Any Chinese speakers wanna post on their forum and ed-u-cate them?

[edited by: Receptional at 2:14 pm (utc) on Jan. 16, 2006]
[edit reason] Specifics removed. Sorry if this makes reading difficult [/edit]

kapow

4:17 pm on Dec 29, 2005 (gmt 0)

Re. Using a form instead of an email address. In the last 5 months we have seen a new type of spambot that seems to be using forms on the sites we manage!

We manage over 100 busy websites for different businesses and have never seen spam to addresses encrypted with the hiveware encoder and similar tools.

Robert Charlton

7:56 pm on Jan 16, 2006 (gmt 0)

I thought I'd bump this thread up since it was put on hold for a few weeks.

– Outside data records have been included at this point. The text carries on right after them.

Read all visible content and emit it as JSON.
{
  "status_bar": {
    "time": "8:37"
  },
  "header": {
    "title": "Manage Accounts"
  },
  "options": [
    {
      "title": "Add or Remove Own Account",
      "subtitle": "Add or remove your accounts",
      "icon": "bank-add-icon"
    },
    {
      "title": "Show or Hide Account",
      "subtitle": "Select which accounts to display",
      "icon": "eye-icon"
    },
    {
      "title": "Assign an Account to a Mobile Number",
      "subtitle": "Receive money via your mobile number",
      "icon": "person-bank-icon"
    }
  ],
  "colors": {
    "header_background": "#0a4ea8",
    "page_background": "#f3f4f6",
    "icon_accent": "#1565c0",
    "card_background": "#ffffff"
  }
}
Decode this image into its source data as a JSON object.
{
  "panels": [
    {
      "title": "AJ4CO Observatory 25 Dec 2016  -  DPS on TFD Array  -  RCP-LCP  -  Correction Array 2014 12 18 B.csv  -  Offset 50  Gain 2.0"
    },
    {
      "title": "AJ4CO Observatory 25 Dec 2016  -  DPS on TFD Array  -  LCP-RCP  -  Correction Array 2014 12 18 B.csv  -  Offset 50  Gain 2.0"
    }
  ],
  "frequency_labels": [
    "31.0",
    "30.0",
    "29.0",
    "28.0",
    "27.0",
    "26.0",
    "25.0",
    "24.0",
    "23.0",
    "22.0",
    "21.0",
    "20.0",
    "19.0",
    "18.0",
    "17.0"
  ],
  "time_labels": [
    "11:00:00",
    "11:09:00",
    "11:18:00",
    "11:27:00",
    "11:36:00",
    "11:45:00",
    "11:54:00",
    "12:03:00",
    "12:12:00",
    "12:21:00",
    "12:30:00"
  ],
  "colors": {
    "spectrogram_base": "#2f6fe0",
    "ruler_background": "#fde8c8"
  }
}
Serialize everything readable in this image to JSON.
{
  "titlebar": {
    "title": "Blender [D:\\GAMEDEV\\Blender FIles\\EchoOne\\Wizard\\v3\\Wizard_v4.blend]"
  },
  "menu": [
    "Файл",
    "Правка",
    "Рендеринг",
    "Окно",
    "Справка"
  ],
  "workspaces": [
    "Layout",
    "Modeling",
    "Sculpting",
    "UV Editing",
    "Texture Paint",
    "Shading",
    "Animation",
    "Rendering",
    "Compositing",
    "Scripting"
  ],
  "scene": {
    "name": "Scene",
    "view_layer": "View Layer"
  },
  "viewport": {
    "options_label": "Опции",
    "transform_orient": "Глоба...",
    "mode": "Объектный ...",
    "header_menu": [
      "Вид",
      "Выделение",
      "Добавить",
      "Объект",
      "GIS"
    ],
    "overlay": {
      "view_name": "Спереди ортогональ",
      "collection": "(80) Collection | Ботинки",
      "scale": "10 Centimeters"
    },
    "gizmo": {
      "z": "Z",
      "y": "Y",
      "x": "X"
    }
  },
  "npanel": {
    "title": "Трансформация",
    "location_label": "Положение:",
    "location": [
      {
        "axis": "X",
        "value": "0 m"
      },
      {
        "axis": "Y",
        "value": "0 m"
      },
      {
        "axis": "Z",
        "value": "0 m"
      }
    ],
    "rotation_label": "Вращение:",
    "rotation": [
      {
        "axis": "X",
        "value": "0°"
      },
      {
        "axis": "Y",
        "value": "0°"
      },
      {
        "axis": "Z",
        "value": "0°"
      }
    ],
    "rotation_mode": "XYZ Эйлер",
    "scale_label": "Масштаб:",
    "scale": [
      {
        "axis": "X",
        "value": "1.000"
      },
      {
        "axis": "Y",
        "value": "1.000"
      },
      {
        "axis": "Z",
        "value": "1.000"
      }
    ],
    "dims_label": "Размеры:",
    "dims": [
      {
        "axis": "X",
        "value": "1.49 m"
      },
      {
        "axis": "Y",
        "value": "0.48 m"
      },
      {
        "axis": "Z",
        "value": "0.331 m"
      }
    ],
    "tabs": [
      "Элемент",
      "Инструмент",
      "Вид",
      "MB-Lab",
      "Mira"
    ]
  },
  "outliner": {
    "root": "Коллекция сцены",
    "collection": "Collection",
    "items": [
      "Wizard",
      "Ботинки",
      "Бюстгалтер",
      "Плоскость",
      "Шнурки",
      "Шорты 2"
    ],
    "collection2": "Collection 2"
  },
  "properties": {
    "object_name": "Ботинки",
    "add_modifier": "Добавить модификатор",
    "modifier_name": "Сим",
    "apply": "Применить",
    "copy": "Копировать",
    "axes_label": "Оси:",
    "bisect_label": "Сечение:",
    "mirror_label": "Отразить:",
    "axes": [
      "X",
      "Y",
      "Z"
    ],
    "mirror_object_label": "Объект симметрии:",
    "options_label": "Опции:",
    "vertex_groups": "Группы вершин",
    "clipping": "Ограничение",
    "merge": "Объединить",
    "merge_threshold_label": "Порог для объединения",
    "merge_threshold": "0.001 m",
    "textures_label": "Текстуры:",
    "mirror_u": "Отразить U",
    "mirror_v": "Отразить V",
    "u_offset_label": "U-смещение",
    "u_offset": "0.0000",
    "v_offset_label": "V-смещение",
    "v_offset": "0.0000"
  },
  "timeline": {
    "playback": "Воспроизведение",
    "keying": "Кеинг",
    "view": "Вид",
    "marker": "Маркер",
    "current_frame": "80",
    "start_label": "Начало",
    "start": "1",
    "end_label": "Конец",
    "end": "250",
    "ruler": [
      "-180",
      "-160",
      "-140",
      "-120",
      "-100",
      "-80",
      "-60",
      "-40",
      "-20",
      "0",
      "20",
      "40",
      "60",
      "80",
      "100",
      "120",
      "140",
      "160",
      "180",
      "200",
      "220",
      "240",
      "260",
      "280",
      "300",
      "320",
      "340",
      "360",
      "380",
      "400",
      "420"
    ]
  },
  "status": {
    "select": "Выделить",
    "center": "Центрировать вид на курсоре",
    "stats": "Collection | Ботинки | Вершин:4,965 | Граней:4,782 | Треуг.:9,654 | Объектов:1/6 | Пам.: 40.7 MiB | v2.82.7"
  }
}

Great info. Thanks.

tombola

9:30 am on Jan 17, 2006 (gmt 0)

In the last 5 months we have seen a new type of spambot that seems to be using forms on the sites we manage!

To prevent this, you can add a captcha to the form.

Robert Charlton

7:04 am on Jan 18, 2006 (gmt 0)

To prevent this, you can add a captcha to the form.

What's a "captcha?"

tombola

10:49 am on Jan 18, 2006 (gmt 0)

"CAPTCHA" stands for "Completely Automated Public Turing Test to Tell Computers and Humans Apart".

It's a deformed picture of a generated random text which can only be read by humans. To get access to our members area, users must not only type their username/password, but they must also retype the displayed captcha.
Using a captcha is a good way to protect your server against automated attacks.

You'll find a good example of a captcha on the add url page of Google:
[google.com...]

More information: [captcha.net...]

tomda

12:23 pm on Jan 18, 2006 (gmt 0)

Because it is on-topic:

Anyone has flagged a topic in WW having a PHP script to change email address to image (using GD) on the fly...

I have tried to do mine but failed because header() must be sent before session start()...

Thanks

Barb

3:36 am on Jan 25, 2006 (gmt 0)

This thread has given me some ideas with my email spam problems.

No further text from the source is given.